# Anyone need a "dark" room in a room?



## dxqcanada (Sep 21, 2021)

brought to you by 
Ilford new product announcement


----------



## terri (Sep 21, 2021)

You go, Ilford!  

I love it!   Although the popup darkroom seems like it would get stuffy pretty fast without adding that fan.    But still a great idea.


----------



## webestang64 (Sep 23, 2021)

Looks like it is good for small enlargers and maybe up to 8x10 prints. I do not think my big 4x5 Beseler chassis would fit.


----------



## petrochemist (Sep 23, 2021)

terri said:


> You go, Ilford!
> 
> I love it!   Although the popup darkroom seems like it would get stuffy pretty fast without adding that fan.    But still a great idea.


+1
I think given the chemicals used in darkrooms the tent should only be sold with the fan - without this it's not safe.

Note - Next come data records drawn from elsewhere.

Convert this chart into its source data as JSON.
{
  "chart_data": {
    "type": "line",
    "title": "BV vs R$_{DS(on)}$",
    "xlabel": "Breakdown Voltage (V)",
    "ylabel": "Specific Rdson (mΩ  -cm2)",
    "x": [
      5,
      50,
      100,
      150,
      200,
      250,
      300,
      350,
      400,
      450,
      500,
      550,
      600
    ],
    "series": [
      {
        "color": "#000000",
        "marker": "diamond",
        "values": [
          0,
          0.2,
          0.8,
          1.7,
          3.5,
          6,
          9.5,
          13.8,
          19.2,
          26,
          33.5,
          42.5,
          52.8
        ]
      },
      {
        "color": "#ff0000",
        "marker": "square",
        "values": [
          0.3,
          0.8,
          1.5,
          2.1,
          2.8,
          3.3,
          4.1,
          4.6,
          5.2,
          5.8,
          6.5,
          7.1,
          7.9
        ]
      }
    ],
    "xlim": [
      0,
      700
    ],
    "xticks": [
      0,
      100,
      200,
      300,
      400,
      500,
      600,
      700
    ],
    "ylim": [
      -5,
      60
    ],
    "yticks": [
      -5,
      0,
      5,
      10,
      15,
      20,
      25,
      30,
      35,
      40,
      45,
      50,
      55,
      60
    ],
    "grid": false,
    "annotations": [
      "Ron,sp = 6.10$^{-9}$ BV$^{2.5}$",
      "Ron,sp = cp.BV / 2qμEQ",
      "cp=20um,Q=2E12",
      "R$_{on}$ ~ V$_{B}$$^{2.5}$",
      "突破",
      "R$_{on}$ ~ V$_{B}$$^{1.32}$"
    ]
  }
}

I've not worked in a darkroom for decades, but if the price on this is not too expensive I might get tempted to shoot film again


----------



## terri (Sep 23, 2021)

petrochemist said:


> think given the chemicals used in darkrooms the tent should only be sold with the fan - without this it's not safe.


Agreed.    It's nice that they've made cut out vents on the top and bottom, for a fan and for vent tubes, but really those should be included, even if it's not top of the line stuff.   The air needs to be vented out.


----------